Customer volume and location can affect shoplifting rates, Thornton Officer Matt Barnes said.
But the Stapleton Home Depot, a minute away from the Walmart at 3870 N. Quebec St., has reported just 21 shoplifting cases — one-tenth the number at Walmart — in the same yearlong period.
Dianna Gee, a company spokeswoman in Bentonville, Ark., wouldn’t comment on problems or specific security measures at the Smith Road location. Employees there were instructed not to talk to The Denver Post.
Gee said the company’s asset-protection teams work closely with law enforcement to identify trends and develop store-specific safety plans. Those can include adding security cameras, locking high-end merchandise behind glass or protecting it with “spider wrap” devices that sound alarms when tampered.
At the Smith Road store, police have said, cosmetics and small-ticket items have been favored by thieves.
“We’re committed to working with law enforcement in every community,” Gee said.
Even with the cooperation of management, reducing crime at a large retailer has proved a challenge, according to police, who this year offered suggestions that included reconfiguring parts of the store’s layout and having a representative check receipts at the exit.
On a recent afternoon, there were no police “ghost cars” stationed at the doors, but there was a police cruiser with two officers inside. They had just cited a shoplifter.
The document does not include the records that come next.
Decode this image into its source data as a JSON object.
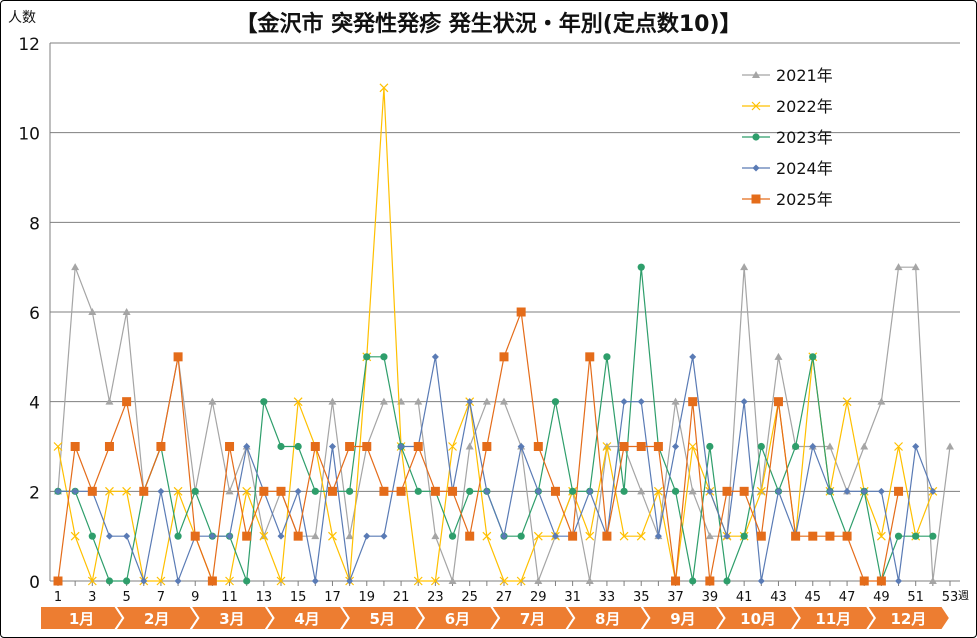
{
  "chart_data": {
    "type": "line",
    "title": "【金沢市 突発性発疹 発生状況・年別(定点数10)】",
    "ylabel": "人数",
    "xlabel": "週",
    "ylim": [
      0,
      12
    ],
    "yticks": [
      0,
      2,
      4,
      6,
      8,
      10,
      12
    ],
    "xlim": [
      1,
      53
    ],
    "xticks": [
      1,
      3,
      5,
      7,
      9,
      11,
      13,
      15,
      17,
      19,
      21,
      23,
      25,
      27,
      29,
      31,
      33,
      35,
      37,
      39,
      41,
      43,
      45,
      47,
      49,
      51,
      53
    ],
    "grid": "horizontal",
    "legend_placement": "top-right",
    "months": [
      "1月",
      "2月",
      "3月",
      "4月",
      "5月",
      "6月",
      "7月",
      "8月",
      "9月",
      "10月",
      "11月",
      "12月"
    ],
    "month_bar_color": "#ed7d31",
    "series": [
      {
        "name": "2021年",
        "color": "#a5a5a5",
        "marker": "triangle",
        "values": [
          2,
          7,
          6,
          4,
          6,
          2,
          3,
          5,
          2,
          4,
          2,
          3,
          1,
          2,
          1,
          1,
          4,
          1,
          3,
          4,
          4,
          4,
          1,
          0,
          3,
          4,
          4,
          3,
          0,
          1,
          2,
          0,
          3,
          3,
          2,
          1,
          4,
          2,
          1,
          1,
          7,
          2,
          5,
          3,
          3,
          3,
          2,
          3,
          4,
          7,
          7,
          0,
          3
        ]
      },
      {
        "name": "2022年",
        "color": "#ffc000",
        "marker": "x",
        "values": [
          3,
          1,
          0,
          2,
          2,
          0,
          0,
          2,
          1,
          0,
          0,
          2,
          1,
          0,
          4,
          3,
          1,
          0,
          5,
          11,
          3,
          0,
          0,
          3,
          4,
          1,
          0,
          0,
          1,
          1,
          2,
          1,
          3,
          1,
          1,
          2,
          0,
          3,
          2,
          1,
          1,
          2,
          4,
          1,
          5,
          2,
          4,
          2,
          1,
          3,
          1,
          2,
          null
        ]
      },
      {
        "name": "2023年",
        "color": "#2e9e6b",
        "marker": "circle",
        "values": [
          2,
          2,
          1,
          0,
          0,
          2,
          3,
          1,
          2,
          1,
          1,
          0,
          4,
          3,
          3,
          2,
          2,
          2,
          5,
          5,
          3,
          2,
          2,
          1,
          2,
          2,
          1,
          1,
          2,
          4,
          2,
          2,
          5,
          2,
          7,
          3,
          2,
          0,
          3,
          0,
          1,
          3,
          2,
          3,
          5,
          2,
          1,
          2,
          0,
          1,
          1,
          1,
          null
        ]
      },
      {
        "name": "2024年",
        "color": "#5a7bb5",
        "marker": "diamond",
        "values": [
          2,
          2,
          2,
          1,
          1,
          0,
          2,
          0,
          1,
          1,
          1,
          3,
          2,
          1,
          2,
          0,
          3,
          0,
          1,
          1,
          3,
          3,
          5,
          2,
          4,
          2,
          1,
          3,
          2,
          1,
          1,
          2,
          1,
          4,
          4,
          1,
          3,
          5,
          2,
          1,
          4,
          0,
          2,
          1,
          3,
          2,
          2,
          2,
          2,
          0,
          3,
          2,
          null
        ]
      },
      {
        "name": "2025年",
        "color": "#e46c1a",
        "marker": "square",
        "values": [
          0,
          3,
          2,
          3,
          4,
          2,
          3,
          5,
          1,
          0,
          3,
          1,
          2,
          2,
          1,
          3,
          2,
          3,
          3,
          2,
          2,
          3,
          2,
          2,
          1,
          3,
          5,
          6,
          3,
          2,
          1,
          5,
          1,
          3,
          3,
          3,
          0,
          4,
          0,
          2,
          2,
          1,
          4,
          1,
          1,
          1,
          1,
          0,
          0,
          2,
          null,
          null,
          null
        ]
      }
    ]
  }
}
Asset-protection associates, some in plain clothes, roam Walmart stores, eyeing shoplifters or watching them on surveillance cameras. One employee on Nov. 10 watched a woman hide $79.14 of items in her bag then pass through several registers with no attempt to pay. Police reports show she was allowed to walk outside — and into the waiting handcuffs of a Denver officer who arrested her.
The Smith Road store saw some improvements after police counseled managers on dealing with what Perry called “resurrection cases,” in which thieves try to return items they never purchased in the first place to earn store credit.
The shoplifter who tried to take the futon and pillows on Nov. 8 produced an old receipt for the items and tried to “return” them to get money for bus fare, according to police reports. The next day, a suspect attempted a “no-receipt return” of $47.92 at the customer service counter then left without paying for other items in a cart.
An asset-protection associate stopped the thief and recovered the goods, but police reports show no arrest was made.
“They’d give us six to eight cases at a time,” Perry said. Police urged the store to require identification for such returns, among other suggestions. The store has told him it has saved $70,000 in such fraudulent returns and that “shrinkage” — or loss because of theft — has fallen 14 percent to 17 percent.
Crime has long been a challenge for the nation’s largest retailer, which in 2006 posted theft losses of $3 billion. Neighbors opposed the company’s plans to open a store at East Ninth Avenue and Colorado Boulevard for multiple reasons, including the perception that it would drive up crime in the area.
The company eventually pulled out.
But an equal challenge is striking a balance between protecting a store from criminals and keeping it inviting for law-abiding shoppers, said Joseph LaRocca, former vice president for loss prevention at the National Retail Federation who consults with businesses and police on retail security.
“When they have to lock a product up, when they have to put it in a case, retailers don’t want to take those measures. But they are forced to because of crimes that take place,” he said. “It’s a balance of environmental factors that exist in the store.”